A big update to how DeltaT calibrates, plus AMD support and automatic updates.
New
Smarter calibration. DeltaT no longer waits out a fixed 7 day timer before it trusts the score. It now calibrates by confidence: it measures how precisely it knows your machine's normal temperature rise at each load level, session by session, and locks the baseline once that reading is statistically solid and the fresh paste has had a few days to settle. Push the machine with games or heavy work and it locks sooner. Leave it idle and it keeps learning instead of guessing on data it has never seen. The calibration meter now shows real confidence and tells you the one thing it is still waiting on, instead of creeping up on a clock.
Provisional score while it learns. Instead of a blank dial for the first week, DeltaT shows an estimated score with a confidence readout the moment there is real load to compare. You get a useful read early, clearly marked as an estimate until the baseline locks.
Automatic updates. DeltaT now checks its own GitHub releases on startup and installs newer versions quietly, then restarts into the tray. No more missing out because you grabbed an old build. You can turn it off in Settings, or check on demand with a button. This is the build that turns it on, so from here your installs keep themselves current.
AMD Ryzen support. Fixed CPU temperature reading on AMD machines, including the HP Victus and Omen laptops, which report their temperature under a different sensor name than Intel. DeltaT now reads the hottest core on both Intel and AMD, and falls back to any temperature sensor the chip exposes so an unfamiliar part still gets a reading instead of a blank.

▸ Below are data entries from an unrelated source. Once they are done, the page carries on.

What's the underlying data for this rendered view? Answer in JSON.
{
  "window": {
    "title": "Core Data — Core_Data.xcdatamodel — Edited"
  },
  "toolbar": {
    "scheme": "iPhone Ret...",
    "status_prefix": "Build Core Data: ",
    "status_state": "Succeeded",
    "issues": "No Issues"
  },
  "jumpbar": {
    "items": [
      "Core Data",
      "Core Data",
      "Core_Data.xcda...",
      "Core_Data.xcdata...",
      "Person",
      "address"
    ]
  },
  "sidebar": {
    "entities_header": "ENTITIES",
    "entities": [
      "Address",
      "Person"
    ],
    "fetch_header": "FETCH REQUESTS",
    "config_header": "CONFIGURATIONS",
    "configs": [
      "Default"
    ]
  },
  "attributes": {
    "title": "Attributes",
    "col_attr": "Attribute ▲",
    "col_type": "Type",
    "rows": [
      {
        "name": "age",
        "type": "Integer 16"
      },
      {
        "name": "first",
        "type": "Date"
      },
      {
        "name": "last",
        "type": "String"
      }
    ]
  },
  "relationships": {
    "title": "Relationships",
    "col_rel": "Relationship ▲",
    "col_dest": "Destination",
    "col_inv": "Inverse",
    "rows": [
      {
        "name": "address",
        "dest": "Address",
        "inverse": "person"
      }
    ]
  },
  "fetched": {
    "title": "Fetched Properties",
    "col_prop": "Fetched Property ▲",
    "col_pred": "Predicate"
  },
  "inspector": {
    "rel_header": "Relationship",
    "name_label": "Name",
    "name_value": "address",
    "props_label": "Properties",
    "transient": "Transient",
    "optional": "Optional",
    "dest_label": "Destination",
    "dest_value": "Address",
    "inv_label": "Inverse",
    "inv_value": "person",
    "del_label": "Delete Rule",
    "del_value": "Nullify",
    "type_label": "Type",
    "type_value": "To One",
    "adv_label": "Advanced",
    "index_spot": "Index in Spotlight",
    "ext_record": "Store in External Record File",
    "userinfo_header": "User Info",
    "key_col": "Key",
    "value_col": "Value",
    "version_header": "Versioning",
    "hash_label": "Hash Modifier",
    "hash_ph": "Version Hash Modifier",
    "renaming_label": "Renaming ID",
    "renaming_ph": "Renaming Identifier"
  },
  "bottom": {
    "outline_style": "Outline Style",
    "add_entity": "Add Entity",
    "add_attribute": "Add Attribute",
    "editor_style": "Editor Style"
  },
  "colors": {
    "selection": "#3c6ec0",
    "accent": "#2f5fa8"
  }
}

Fairer repaste verdict. The before and after repaste comparison is now a proper significance test. A change has to be both large enough and statistically clear before DeltaT calls it Improved or Worse, so noisy baselines no longer produce false verdicts.
Install
Run DeltaT-Setup-1.1.0.exe and follow the wizard. It is a self-contained build, so no separate .NET install is needed. Your learned thermal history and settings are kept, so updating from an earlier version does not lose your baseline.